Multi-Agent Collaboration for Multilingual Code Instruction Tuning
Jian Yang, Wei Zhang, Jiaxi Yang, Yibo Miao, Shanghaoran Quan, Zhenhe Wu, Qiyao Peng, Liqun Yang, Tianyu Liu, Zeyu Cui, Binyuan Hui, Junyang Lin
TL;DR
The paper tackles cross-language interference in code-focused LLMs by introducing a multilingual multi-agent framework that generates high-quality multilingual instruction data (x-Instruct) for fine-tuning Qwen2.5-xCoder. Each language-specific agent maintains generation memory and participates in centralized or parallel discussions to synthesize instructions and solutions applicable across languages, enabling efficient cross-language knowledge transfer. The authors construct seed data from code snippets, augment it through multi-agent collaboration and memory reflection, and train with supervised fine-tuning and preference-based optimization (DPO) across languages. Experiments on Python benchmarks and the multi-language MultiPL-E benchmark show that Qwen2.5-xCoder achieves strong cross-language performance, narrowing the cross-language gap and demonstrating effective multilingual code generation and understanding.
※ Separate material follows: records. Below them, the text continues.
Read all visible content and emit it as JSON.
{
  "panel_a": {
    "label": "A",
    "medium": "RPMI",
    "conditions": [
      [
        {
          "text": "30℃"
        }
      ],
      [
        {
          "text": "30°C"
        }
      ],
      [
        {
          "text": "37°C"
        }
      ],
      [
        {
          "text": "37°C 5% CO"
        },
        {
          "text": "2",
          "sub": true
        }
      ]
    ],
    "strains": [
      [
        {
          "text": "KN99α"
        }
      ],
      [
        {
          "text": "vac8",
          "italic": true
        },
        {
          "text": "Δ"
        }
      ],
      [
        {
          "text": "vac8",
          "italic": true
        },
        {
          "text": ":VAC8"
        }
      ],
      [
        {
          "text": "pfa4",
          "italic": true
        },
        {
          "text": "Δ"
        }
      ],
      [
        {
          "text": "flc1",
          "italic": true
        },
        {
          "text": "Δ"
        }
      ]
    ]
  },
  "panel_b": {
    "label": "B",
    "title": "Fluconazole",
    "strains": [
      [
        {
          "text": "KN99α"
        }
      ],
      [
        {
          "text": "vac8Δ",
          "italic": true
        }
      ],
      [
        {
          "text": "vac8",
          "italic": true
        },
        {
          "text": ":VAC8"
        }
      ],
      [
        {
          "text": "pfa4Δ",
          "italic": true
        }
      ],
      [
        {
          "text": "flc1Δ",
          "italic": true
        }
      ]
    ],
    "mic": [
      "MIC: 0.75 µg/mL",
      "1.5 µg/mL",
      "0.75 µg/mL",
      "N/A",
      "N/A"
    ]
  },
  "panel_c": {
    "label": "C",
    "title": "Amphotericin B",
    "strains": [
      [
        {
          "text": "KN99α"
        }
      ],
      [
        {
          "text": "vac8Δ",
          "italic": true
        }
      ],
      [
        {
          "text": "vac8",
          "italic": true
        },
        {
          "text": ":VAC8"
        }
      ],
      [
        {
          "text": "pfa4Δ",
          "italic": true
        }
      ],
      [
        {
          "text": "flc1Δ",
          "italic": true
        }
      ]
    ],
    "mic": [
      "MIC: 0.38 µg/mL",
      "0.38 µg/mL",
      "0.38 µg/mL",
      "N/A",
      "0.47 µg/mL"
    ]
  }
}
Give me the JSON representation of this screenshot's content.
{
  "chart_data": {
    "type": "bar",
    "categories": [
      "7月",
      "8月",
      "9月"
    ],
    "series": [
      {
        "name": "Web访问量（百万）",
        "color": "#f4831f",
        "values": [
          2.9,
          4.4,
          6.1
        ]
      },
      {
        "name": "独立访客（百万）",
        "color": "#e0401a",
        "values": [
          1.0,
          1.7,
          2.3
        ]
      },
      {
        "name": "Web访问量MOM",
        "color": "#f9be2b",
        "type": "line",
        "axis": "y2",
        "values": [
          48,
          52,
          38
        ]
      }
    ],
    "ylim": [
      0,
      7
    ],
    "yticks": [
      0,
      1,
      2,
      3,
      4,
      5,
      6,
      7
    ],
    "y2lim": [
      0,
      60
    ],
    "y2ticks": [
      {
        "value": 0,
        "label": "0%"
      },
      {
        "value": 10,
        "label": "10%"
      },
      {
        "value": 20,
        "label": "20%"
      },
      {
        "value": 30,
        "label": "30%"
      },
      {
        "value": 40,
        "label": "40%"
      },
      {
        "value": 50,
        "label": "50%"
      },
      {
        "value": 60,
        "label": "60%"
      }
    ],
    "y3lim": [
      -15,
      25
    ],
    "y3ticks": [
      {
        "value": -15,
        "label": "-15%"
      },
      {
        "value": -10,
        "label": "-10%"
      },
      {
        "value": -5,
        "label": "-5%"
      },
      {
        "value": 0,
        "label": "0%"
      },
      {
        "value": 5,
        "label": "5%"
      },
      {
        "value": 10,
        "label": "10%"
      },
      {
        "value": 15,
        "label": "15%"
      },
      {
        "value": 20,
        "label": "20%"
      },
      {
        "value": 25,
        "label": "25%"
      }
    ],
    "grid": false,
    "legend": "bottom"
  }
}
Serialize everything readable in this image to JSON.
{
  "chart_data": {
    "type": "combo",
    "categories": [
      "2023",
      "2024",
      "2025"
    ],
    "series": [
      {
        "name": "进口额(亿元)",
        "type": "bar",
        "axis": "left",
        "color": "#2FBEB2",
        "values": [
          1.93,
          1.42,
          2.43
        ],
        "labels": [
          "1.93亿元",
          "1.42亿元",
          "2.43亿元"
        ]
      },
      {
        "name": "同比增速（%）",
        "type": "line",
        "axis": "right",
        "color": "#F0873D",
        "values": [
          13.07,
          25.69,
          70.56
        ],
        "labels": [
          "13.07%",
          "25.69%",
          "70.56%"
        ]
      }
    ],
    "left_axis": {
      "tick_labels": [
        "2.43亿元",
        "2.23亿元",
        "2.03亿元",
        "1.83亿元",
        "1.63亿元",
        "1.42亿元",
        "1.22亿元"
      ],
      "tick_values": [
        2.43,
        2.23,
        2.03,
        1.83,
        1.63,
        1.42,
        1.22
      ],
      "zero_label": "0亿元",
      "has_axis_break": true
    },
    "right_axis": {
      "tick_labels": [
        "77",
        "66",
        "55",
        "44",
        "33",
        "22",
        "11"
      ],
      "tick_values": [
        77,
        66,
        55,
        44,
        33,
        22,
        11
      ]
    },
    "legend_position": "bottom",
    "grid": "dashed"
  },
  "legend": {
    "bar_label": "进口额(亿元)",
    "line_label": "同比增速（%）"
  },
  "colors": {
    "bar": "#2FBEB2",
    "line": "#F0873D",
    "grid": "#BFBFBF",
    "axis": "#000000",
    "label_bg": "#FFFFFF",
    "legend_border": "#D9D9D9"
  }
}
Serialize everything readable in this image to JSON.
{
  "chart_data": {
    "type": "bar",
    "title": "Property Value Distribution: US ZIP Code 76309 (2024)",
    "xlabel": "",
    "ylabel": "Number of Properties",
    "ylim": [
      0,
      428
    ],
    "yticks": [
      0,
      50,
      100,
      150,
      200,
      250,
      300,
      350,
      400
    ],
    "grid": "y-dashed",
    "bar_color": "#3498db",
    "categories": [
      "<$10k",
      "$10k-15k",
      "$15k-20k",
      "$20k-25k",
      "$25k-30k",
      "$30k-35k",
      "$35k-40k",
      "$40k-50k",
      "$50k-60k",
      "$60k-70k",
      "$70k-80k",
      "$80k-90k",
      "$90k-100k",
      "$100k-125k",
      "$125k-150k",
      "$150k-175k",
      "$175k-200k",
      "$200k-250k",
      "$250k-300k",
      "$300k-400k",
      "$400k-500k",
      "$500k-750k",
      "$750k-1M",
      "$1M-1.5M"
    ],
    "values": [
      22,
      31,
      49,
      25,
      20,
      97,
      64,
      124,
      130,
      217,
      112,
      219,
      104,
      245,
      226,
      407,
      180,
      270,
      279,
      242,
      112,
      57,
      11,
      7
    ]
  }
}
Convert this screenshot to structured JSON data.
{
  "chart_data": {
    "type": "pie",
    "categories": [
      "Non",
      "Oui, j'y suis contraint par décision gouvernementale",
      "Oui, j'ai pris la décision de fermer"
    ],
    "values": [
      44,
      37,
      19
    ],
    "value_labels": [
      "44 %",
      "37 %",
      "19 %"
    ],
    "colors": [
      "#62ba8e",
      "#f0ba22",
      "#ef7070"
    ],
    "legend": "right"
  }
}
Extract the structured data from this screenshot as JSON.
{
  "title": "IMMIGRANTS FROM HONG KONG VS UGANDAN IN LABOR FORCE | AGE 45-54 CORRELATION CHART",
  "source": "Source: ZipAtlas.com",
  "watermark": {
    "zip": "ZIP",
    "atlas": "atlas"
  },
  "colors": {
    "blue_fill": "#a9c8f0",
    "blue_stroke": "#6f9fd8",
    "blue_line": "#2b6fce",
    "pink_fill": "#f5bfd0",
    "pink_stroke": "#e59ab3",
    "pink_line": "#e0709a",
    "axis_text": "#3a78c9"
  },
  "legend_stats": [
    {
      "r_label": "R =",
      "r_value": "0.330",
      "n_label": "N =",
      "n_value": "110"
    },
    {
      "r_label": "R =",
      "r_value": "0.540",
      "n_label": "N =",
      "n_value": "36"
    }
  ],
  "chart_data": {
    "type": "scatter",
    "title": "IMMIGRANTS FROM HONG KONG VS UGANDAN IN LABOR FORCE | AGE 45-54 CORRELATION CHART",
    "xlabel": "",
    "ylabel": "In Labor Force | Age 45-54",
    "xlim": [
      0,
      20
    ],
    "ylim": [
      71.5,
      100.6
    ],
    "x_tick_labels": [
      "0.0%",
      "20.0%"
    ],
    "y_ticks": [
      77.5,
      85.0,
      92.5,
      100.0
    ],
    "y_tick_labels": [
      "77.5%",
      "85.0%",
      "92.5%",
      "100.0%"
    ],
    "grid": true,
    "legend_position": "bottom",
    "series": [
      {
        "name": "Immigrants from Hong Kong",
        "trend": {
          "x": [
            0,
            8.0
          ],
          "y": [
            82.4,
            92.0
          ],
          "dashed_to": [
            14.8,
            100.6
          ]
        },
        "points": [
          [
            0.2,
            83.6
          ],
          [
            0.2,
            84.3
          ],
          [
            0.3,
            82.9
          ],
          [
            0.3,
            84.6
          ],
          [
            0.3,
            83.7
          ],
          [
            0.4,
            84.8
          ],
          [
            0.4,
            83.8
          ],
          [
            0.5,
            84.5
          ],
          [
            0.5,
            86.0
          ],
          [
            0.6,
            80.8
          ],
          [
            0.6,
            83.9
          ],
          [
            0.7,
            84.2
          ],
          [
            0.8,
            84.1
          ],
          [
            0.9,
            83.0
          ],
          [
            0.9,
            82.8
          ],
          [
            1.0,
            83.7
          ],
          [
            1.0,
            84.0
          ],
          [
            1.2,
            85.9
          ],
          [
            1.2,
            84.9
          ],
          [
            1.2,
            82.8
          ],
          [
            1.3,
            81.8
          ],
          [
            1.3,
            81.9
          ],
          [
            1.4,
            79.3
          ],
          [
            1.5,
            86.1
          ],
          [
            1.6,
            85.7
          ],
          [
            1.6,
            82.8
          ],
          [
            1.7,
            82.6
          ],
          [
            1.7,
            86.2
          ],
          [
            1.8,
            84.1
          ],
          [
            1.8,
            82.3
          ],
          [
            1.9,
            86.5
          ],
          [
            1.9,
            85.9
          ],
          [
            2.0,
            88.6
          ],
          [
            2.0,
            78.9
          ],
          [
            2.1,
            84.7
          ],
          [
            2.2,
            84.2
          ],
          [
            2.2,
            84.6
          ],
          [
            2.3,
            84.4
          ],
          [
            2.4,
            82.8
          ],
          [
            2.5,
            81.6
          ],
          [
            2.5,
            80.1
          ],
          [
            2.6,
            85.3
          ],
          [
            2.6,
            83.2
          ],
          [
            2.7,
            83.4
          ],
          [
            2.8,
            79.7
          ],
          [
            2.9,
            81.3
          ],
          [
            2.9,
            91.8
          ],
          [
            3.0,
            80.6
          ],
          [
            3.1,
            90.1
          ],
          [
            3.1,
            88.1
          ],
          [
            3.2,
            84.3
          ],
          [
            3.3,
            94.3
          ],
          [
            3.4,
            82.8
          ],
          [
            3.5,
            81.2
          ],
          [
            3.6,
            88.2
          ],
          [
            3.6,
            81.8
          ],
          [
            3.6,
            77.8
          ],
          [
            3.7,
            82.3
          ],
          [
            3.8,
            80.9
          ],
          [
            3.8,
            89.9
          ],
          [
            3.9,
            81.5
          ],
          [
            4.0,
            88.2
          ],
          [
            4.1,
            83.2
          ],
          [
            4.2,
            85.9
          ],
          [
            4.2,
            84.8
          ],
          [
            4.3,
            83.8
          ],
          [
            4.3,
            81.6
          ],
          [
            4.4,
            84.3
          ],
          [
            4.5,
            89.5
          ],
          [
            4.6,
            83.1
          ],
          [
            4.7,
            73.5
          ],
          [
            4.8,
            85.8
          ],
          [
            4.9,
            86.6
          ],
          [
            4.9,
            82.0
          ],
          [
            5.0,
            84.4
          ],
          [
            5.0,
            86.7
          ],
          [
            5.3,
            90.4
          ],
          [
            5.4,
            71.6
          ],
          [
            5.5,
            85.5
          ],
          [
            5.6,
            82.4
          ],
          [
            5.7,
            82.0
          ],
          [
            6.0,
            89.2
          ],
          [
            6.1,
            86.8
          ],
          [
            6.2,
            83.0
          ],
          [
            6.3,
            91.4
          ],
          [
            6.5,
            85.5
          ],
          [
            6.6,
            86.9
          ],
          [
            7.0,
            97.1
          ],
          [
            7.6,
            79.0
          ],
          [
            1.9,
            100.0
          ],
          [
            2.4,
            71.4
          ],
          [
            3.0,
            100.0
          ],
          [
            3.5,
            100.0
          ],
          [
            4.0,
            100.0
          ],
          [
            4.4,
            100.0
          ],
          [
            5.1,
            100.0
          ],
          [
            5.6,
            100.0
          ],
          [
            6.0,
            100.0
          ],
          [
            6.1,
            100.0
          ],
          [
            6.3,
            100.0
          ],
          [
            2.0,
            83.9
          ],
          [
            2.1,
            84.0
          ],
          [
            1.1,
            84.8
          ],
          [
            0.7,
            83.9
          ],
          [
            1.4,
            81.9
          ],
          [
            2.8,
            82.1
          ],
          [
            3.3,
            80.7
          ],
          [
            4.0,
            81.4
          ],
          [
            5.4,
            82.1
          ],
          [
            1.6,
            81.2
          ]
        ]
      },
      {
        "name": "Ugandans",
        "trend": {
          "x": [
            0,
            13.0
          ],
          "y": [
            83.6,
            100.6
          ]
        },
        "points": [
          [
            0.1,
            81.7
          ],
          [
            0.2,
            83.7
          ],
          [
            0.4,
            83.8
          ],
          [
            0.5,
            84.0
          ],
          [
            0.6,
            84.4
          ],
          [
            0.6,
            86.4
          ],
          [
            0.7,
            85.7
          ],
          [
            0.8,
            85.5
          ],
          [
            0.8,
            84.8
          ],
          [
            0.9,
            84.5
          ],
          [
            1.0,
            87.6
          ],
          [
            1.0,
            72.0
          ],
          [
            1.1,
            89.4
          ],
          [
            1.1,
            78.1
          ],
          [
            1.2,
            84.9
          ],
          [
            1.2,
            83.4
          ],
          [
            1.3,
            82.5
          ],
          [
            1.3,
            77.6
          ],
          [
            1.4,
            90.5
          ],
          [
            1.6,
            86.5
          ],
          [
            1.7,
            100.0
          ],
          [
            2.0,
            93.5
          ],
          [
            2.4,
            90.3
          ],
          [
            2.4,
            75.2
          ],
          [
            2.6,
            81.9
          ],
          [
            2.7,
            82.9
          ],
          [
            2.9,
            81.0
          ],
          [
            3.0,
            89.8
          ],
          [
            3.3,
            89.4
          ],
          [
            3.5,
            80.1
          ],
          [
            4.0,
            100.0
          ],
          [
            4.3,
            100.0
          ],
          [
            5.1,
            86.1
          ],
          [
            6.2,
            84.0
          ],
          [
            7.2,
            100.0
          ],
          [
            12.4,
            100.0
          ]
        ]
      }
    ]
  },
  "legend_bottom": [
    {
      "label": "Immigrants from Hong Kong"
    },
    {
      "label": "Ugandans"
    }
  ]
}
The framework offers a scalable approach to multilingual code instruction tuning, with potential implications for broader multilingual software engineering tasks.
Abstract
Recent advancement in code understanding and generation demonstrates that code LLMs fine-tuned on a high-quality instruction dataset can gain powerful capabilities to address wide-ranging code-related tasks. However, most previous existing methods mainly view each programming language in isolation and ignore the knowledge transfer among different programming languages. To bridge the gap among different programming languages, we introduce a novel multi-agent collaboration framework to enhance multilingual instruction tuning for code LLMs, where multiple language-specific intelligent agent components with generation memory work together to transfer knowledge from one language to another efficiently and effectively. Specifically, we first generate the language-specific instruction data from the code snippets and then provide the generated data as the seed data for language-specific agents. Multiple language-specific agents discuss and collaborate to formulate a new instruction and its corresponding solution (A new programming language or existing programming language), To further encourage the cross-lingual transfer, each agent stores its generation history as memory and then summarizes its merits and faults. Finally, the high-quality multilingual instruction data is used to encourage knowledge transfer among different programming languages to train Qwen2.5-xCoder. Experimental results on multilingual programming benchmarks demonstrate the superior performance of Qwen2.5-xCoder in sharing common knowledge, highlighting its potential to reduce the cross-lingual gap.